Sponsored by Rainforest Action Network and Amazon Watch, the demonstrators urged Fidelity to use its status to prevent Occidental Petroleum from drilling just outside a reserve inhabited by the 8,000-member U’wa Indian nation.
Fidelity controls 30 million Occidental shares through its mutual funds, according to Lauren Sullivan of Rainforest Action Network.
“Basically the onus is on them to step in and pressure Occidental to stop the drilling,” Sullivan said. Sullivan said Occidental’s project would pollute rainforests and destroy lands considered sacred by the U’wa people.
Similar demonstrations outside Fidelity offices were staged Thursday in nearly a dozen cities throughout the U.S., including in New York, Los Angeles and Houston, according to Fidelity spokesman Vincent Loporchio.

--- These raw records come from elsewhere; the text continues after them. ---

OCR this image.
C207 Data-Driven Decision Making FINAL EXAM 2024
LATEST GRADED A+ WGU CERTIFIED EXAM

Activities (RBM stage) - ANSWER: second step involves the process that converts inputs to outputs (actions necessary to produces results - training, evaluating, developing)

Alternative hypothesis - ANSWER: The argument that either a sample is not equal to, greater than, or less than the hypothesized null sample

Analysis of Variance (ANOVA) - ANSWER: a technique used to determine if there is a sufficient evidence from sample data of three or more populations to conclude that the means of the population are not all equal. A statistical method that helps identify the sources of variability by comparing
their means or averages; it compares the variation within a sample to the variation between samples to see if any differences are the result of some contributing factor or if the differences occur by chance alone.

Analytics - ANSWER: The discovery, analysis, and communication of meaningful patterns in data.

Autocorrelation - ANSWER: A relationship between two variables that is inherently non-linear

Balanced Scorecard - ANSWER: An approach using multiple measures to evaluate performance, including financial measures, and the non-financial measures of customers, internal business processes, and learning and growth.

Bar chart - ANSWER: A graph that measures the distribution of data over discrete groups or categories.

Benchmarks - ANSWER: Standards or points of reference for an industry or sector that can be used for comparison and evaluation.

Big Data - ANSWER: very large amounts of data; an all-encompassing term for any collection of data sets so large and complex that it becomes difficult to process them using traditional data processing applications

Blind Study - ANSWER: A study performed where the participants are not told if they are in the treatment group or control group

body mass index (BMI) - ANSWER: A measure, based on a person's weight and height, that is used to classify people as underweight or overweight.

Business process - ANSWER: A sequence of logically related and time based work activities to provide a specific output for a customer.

The company said the issue was for others to decide.
“The appropriate authorities of the world have the responsibility to address matters of this type and we would hope that they would do so fairly and wisely on behalf of their citizens,” Loporchio said.
“Our responsibility is to weigh the impact of these issues on behalf of our shareholders.”
The groups recently protested Vice President Al Gore over the issue.
Gore’s father was on the board of directors of Occidental, and the group said the vice president owns stock in the company.